Thoughts on Community

I received an email this morning:.
"Neighbors.. I had a visit from a detective last night. On Friday evening a little after 10 pm there were two related events in the neighborhood. One was a hold up about four blocks away as a woman was getting into her car. The second at 10:40 was in the alley. A woman was coming home from work and had parked on their slab. As she got out the suspect approached with a gun which he put to her head. He took her purse and phone and the locked her in the trunk of her car. She used the trunk release to escape. I thought the detective said it was also an attempted kidnapping…We need to be alert and if anyone saw or heard anything, I can connect you to the detective."

I felt like I had been kicked in the stomach. I felt panicked. What can I do? What would I do if that happened to me? Why would someone do that?  Why is this happening?
I've had moments like this many, many times in life, although they're not typically as dramatic as this one. It's a moment when I have to decide all over again what I'm actually doing here. As in, what I am actually trying to accomplish with my life? These moments come with experiences of loss, grief, disappointment, frustration, anger, disillusionment. I feel powerless and out of control. I want to fix the unfixable.
Do you ever feel that way?
But you know what often happens in moments like these? Our community, our people rise up and rally around us. Our people show up. Our people don't know what to do to fix it, but they say to us, "I am here. I want to help. What can I do?" Even if there's nothing to be done, even if there's nothing they can fix, they still show up with casseroles, a cup of tea, boxes of tissue, a Netflix movie, an idea, a bottle of wine, chocolate, surveillance cameras, police patrols, the alderman, a prayer.  
I believe in the power of community, not because it fixes the problem but because a community rides it out together. A community says, "I will see you through this."
There is a building in my neighborhood that had likely been a thriving business long ago but has been abandoned for years. This building was the site of a young man's death recently. Last summer, the community got together to decide what to do about this building. The majority voted to tear it down and last week, the crew got to work on the demolition.
The crew is still working to clear away the debris and I like to drive by and check on the progress of the project. In the near future, our community will be able to give input about how to use the land. A park? A garden? A green space? Perhaps allow a new developer to use the land for business? We will likely disagree on the best use of this space. There may be heated debates over the next steps. Each of us will likely push hard to get our idea chosen as the winner. There will be other ideas that aren't chosen and people who don't feel like they got a chance to give their ideas. 
Community is hard too, isn't it? We don't always agree with each other. We feel disappointment and discouragement in our relationships with each other. We hurt each other.
This is what Glennon Doyle Melton means when she says, "Life is brutal. But it’s also beautiful. Brutiful, I call it. Life’s brutal and beautiful are  woven together so tightly that they can’t be separated. Reject the brutal, reject the beauty.”
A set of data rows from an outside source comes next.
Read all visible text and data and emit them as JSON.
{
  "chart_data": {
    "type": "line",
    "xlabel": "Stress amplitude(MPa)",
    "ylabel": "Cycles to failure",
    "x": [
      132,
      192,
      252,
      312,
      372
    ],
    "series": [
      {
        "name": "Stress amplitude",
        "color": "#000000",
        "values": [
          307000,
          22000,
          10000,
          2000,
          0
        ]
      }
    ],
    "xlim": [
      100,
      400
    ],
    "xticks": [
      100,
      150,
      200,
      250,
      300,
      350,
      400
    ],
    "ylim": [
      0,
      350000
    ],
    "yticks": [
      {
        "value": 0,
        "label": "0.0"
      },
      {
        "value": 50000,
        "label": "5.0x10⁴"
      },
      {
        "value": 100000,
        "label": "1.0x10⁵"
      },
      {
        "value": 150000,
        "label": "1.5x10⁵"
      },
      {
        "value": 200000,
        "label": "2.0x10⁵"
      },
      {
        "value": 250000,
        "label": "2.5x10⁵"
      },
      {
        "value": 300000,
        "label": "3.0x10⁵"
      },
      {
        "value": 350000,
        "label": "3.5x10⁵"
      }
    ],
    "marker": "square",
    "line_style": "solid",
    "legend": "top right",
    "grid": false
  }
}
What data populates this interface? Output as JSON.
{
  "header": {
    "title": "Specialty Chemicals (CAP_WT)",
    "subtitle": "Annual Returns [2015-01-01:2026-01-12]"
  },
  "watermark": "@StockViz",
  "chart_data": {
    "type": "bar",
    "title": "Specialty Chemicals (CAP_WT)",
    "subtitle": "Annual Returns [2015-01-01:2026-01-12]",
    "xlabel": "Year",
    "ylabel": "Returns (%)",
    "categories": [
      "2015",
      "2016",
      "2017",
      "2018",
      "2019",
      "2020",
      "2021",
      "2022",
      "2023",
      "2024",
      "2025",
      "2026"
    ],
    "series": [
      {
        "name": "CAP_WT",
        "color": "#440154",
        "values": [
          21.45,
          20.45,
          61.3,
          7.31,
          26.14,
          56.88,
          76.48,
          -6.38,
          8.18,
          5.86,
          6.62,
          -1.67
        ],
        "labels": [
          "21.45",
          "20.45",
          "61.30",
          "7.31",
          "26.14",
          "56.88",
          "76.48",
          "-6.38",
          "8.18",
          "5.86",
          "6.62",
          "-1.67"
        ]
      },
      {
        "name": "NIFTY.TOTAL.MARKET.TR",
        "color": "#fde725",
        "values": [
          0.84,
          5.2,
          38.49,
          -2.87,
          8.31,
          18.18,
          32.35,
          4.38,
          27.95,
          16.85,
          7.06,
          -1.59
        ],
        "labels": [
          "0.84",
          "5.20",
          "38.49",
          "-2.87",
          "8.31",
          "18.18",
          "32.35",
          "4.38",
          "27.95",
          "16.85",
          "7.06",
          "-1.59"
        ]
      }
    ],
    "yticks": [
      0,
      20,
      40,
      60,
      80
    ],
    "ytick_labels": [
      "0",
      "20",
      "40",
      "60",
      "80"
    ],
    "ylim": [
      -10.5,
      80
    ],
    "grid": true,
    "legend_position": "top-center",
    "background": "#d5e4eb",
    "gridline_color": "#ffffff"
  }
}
Community is a beautiful thing. It's a brutal thing. It's brutiful. But it's ours. It's not perfect or lovely always right at the end of the day, but it's ours and we're going to take care of it and we're going to love it. 

Here's the nugget of community: it belongs to all of us. All of us participate and something new will rise out of the debris that not a single one of us would have arrived at alone. It will have the fingerprints of the community on it. It's ours. We will own this. 
Experiencing profound loss or disappointment can be unbearable if we have to shoulder it alone. 
Community provides us with a chance to belong to each other. You belong. I belong. And that beautiful belonging is the most compelling reason we have for sticking together through brutiful times.